Nationwide, about 700,000 people a year suffer a stroke, according to the American Stroke Association. Strokes can be fatal, but many people live to suffer long-term paralysis, partial blindness and speech problems.
Stroke experts say a clot-busting drug called tPA, commonly used in treating heart attacks, can sharply reduce brain damage from stroke - but only if given within three hours of the onset of symptoms.

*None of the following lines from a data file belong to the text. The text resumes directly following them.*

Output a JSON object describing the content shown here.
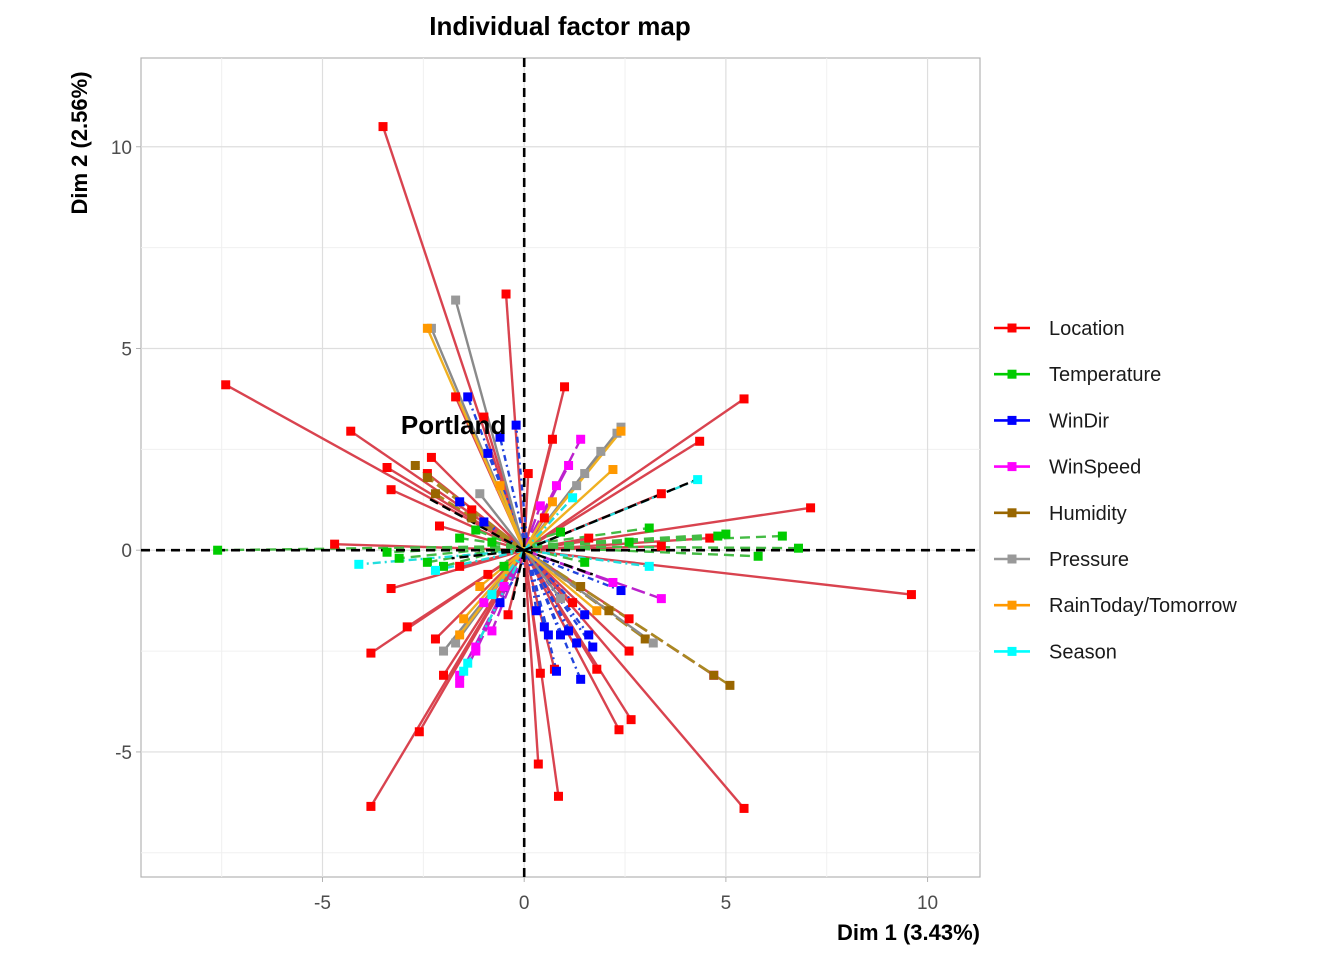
{
  "chart_data": {
    "type": "scatter",
    "title": "Individual factor map",
    "xlabel": "Dim 1 (3.43%)",
    "ylabel": "Dim 2 (2.56%)",
    "xlim": [
      -9.5,
      11.3
    ],
    "ylim": [
      -8.1,
      12.2
    ],
    "xticks": [
      -5,
      0,
      5,
      10
    ],
    "yticks": [
      -5,
      0,
      5,
      10
    ],
    "grid": true,
    "legend_position": "right",
    "annotations": [
      {
        "text": "Portland",
        "x": -1.75,
        "y": 3.1
      }
    ],
    "series": [
      {
        "name": "Location",
        "color": "#ff0000",
        "line_color": "#d9434f",
        "dash": "",
        "center": [
          0.0,
          0.0
        ],
        "points": [
          [
            -3.5,
            10.5
          ],
          [
            -7.4,
            4.1
          ],
          [
            -0.45,
            6.35
          ],
          [
            1.0,
            4.05
          ],
          [
            5.45,
            3.75
          ],
          [
            -4.3,
            2.95
          ],
          [
            -1.7,
            3.8
          ],
          [
            -1.0,
            3.3
          ],
          [
            -3.4,
            2.05
          ],
          [
            -2.3,
            2.3
          ],
          [
            -3.3,
            1.5
          ],
          [
            -2.4,
            1.9
          ],
          [
            -2.1,
            0.6
          ],
          [
            0.7,
            2.75
          ],
          [
            4.35,
            2.7
          ],
          [
            3.4,
            1.4
          ],
          [
            7.1,
            1.05
          ],
          [
            4.6,
            0.3
          ],
          [
            3.4,
            0.1
          ],
          [
            9.6,
            -1.1
          ],
          [
            -4.7,
            0.15
          ],
          [
            -3.3,
            -0.95
          ],
          [
            -2.9,
            -1.9
          ],
          [
            -2.2,
            -2.2
          ],
          [
            -3.8,
            -2.55
          ],
          [
            -2.0,
            -3.1
          ],
          [
            -2.6,
            -4.5
          ],
          [
            -3.8,
            -6.35
          ],
          [
            0.35,
            -5.3
          ],
          [
            0.85,
            -6.1
          ],
          [
            0.4,
            -3.05
          ],
          [
            0.75,
            -2.95
          ],
          [
            2.6,
            -2.5
          ],
          [
            1.8,
            -2.95
          ],
          [
            2.35,
            -4.45
          ],
          [
            2.65,
            -4.2
          ],
          [
            5.45,
            -6.4
          ],
          [
            2.6,
            -1.7
          ],
          [
            -0.9,
            -0.6
          ],
          [
            1.2,
            -1.3
          ],
          [
            0.5,
            0.8
          ],
          [
            -1.3,
            1.0
          ],
          [
            1.6,
            0.3
          ],
          [
            -0.4,
            -1.6
          ],
          [
            0.1,
            1.9
          ],
          [
            -1.6,
            -0.4
          ]
        ]
      },
      {
        "name": "Temperature",
        "color": "#00cc00",
        "line_color": "#44bb44",
        "dash": "10,6",
        "center": [
          -0.2,
          0.1
        ],
        "points": [
          [
            -7.6,
            0.0
          ],
          [
            -3.4,
            -0.05
          ],
          [
            -3.1,
            -0.2
          ],
          [
            -2.4,
            -0.3
          ],
          [
            -2.0,
            -0.4
          ],
          [
            -1.6,
            0.3
          ],
          [
            -1.2,
            0.5
          ],
          [
            -0.8,
            0.2
          ],
          [
            4.8,
            0.35
          ],
          [
            5.0,
            0.4
          ],
          [
            5.8,
            -0.15
          ],
          [
            6.4,
            0.35
          ],
          [
            6.8,
            0.05
          ],
          [
            2.6,
            0.2
          ],
          [
            3.1,
            0.55
          ],
          [
            1.5,
            -0.3
          ],
          [
            0.9,
            0.45
          ],
          [
            -0.5,
            -0.4
          ]
        ]
      },
      {
        "name": "WinDir",
        "color": "#0000ff",
        "line_color": "#2244dd",
        "dash": "6,4,2,4",
        "center": [
          0.1,
          -0.1
        ],
        "points": [
          [
            -1.4,
            3.8
          ],
          [
            -0.6,
            2.8
          ],
          [
            -0.2,
            3.1
          ],
          [
            -0.9,
            2.4
          ],
          [
            -1.6,
            1.2
          ],
          [
            -1.0,
            0.7
          ],
          [
            0.9,
            -2.1
          ],
          [
            1.1,
            -2.0
          ],
          [
            1.3,
            -2.3
          ],
          [
            1.6,
            -2.1
          ],
          [
            1.7,
            -2.4
          ],
          [
            1.4,
            -3.2
          ],
          [
            0.8,
            -3.0
          ],
          [
            0.6,
            -2.1
          ],
          [
            1.5,
            -1.6
          ],
          [
            0.3,
            -1.5
          ],
          [
            -0.6,
            -1.3
          ],
          [
            2.4,
            -1.0
          ],
          [
            0.5,
            -1.9
          ]
        ]
      },
      {
        "name": "WinSpeed",
        "color": "#ff00ff",
        "line_color": "#bb22cc",
        "dash": "14,5",
        "center": [
          0.0,
          0.0
        ],
        "points": [
          [
            -1.6,
            -3.3
          ],
          [
            -1.6,
            -3.1
          ],
          [
            -1.2,
            -2.5
          ],
          [
            -1.2,
            -2.4
          ],
          [
            -0.8,
            -2.0
          ],
          [
            1.4,
            2.75
          ],
          [
            1.1,
            2.1
          ],
          [
            0.8,
            1.6
          ],
          [
            4.7,
            -3.1
          ],
          [
            3.4,
            -1.2
          ],
          [
            2.2,
            -0.8
          ],
          [
            -1.0,
            -1.3
          ],
          [
            0.4,
            1.1
          ],
          [
            -0.5,
            -0.9
          ]
        ]
      },
      {
        "name": "Humidity",
        "color": "#996600",
        "line_color": "#aa8822",
        "dash": "14,5",
        "center": [
          0.0,
          0.0
        ],
        "points": [
          [
            -2.7,
            2.1
          ],
          [
            -2.4,
            1.8
          ],
          [
            -2.2,
            1.4
          ],
          [
            4.7,
            -3.1
          ],
          [
            5.1,
            -3.35
          ],
          [
            3.0,
            -2.2
          ],
          [
            2.1,
            -1.5
          ],
          [
            -1.3,
            0.8
          ],
          [
            1.4,
            -0.9
          ]
        ]
      },
      {
        "name": "Pressure",
        "color": "#999999",
        "line_color": "#8a8a8a",
        "dash": "",
        "center": [
          0.0,
          0.0
        ],
        "points": [
          [
            -1.7,
            6.2
          ],
          [
            -2.3,
            5.5
          ],
          [
            2.4,
            3.05
          ],
          [
            2.3,
            2.9
          ],
          [
            1.9,
            2.45
          ],
          [
            1.5,
            1.9
          ],
          [
            -2.0,
            -2.5
          ],
          [
            -1.7,
            -2.3
          ],
          [
            3.2,
            -2.3
          ],
          [
            1.3,
            1.6
          ],
          [
            -1.1,
            1.4
          ],
          [
            0.9,
            -1.2
          ]
        ]
      },
      {
        "name": "RainToday/Tomorrow",
        "color": "#ff9900",
        "line_color": "#f0b020",
        "dash": "",
        "center": [
          0.0,
          0.0
        ],
        "points": [
          [
            -2.4,
            5.5
          ],
          [
            2.4,
            2.95
          ],
          [
            2.2,
            2.0
          ],
          [
            -1.6,
            -2.1
          ],
          [
            -1.5,
            -1.7
          ],
          [
            1.8,
            -1.5
          ],
          [
            -0.6,
            1.6
          ],
          [
            0.7,
            1.2
          ],
          [
            -1.1,
            -0.9
          ]
        ]
      },
      {
        "name": "Season",
        "color": "#00ffff",
        "line_color": "#22dddd",
        "dash": "8,4,2,4",
        "center": [
          0.0,
          0.0
        ],
        "points": [
          [
            4.3,
            1.75
          ],
          [
            -4.1,
            -0.35
          ],
          [
            -1.5,
            -3.0
          ],
          [
            -1.4,
            -2.8
          ],
          [
            3.1,
            -0.4
          ],
          [
            -2.2,
            -0.5
          ],
          [
            1.2,
            1.3
          ],
          [
            -0.8,
            -1.1
          ]
        ]
      }
    ],
    "black_segments": [
      [
        [
          0.0,
          0.0
        ],
        [
          -2.4,
          1.3
        ]
      ],
      [
        [
          0.0,
          0.0
        ],
        [
          4.4,
          1.8
        ]
      ],
      [
        [
          0.0,
          0.0
        ],
        [
          -1.8,
          -0.2
        ]
      ],
      [
        [
          0.0,
          0.0
        ],
        [
          1.7,
          -0.6
        ]
      ],
      [
        [
          0.0,
          0.0
        ],
        [
          -0.3,
          -1.3
        ]
      ]
    ],
    "legend": [
      {
        "label": "Location",
        "color": "#ff0000"
      },
      {
        "label": "Temperature",
        "color": "#00cc00"
      },
      {
        "label": "WinDir",
        "color": "#0000ff"
      },
      {
        "label": "WinSpeed",
        "color": "#ff00ff"
      },
      {
        "label": "Humidity",
        "color": "#996600"
      },
      {
        "label": "Pressure",
        "color": "#999999"
      },
      {
        "label": "RainToday/Tomorrow",
        "color": "#ff9900"
      },
      {
        "label": "Season",
        "color": "#00ffff"
      }
    ]
  }
}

The study found large gaps between national goals for stroke care and how people actually get treated.
Only 21 percent of stroke victims actually reached a hospital emergency department within three hours of noticing symptoms.
Only 3.6 percent actually got treated with tPA. The national goal, set forth by the American Stroke Association, is 20 percent by 2008.
Only 41 percent of patients who should have had blood tests to check cholesterol levels actually got the test. And only half of those with poor scores actually got prescriptions for cholesterol-controlling medications.
Despite years of public education campaigns, 43 percent of people still cannot name a single symptom of stroke, and 32 percent cannot name a single risk factor.
Very often, people dismiss subtle signs of stroke. They lie down to see if the symptoms go away. Instead, people should call 911, Dr. Broderick said.
On Wednesday, hospitals that participated in the study got report cards showing how they compared to state averages. The results were confidential.
In general, Greater Cincinnati hospitals were more consistent about stroke care than hospitals statewide, Dr. Broderick said.
However, even here, stroke-related services can range widely.
At some hospitals, every stroke victim who smokes (a major risk factor) gets information about smoking cessation programs. But at others, no smoking cessation information is dispensed, Dr. Broderick said.
Hospitals also vary in whether they keep supplies of tPA in the emergency room, whether CT scans can be performed within 15 to 25 minutes of arrival, how quickly neurosurgeons can be available, and in the availability of inpatient physical and occupational therapy services for follow-up care.
Ohio, Michigan, Massachusetts and Georgia were selected last year by the federal Centers for Disease Control and Prevention as pilot states for creating statewide registries of stroke patients and their treatment outcomes.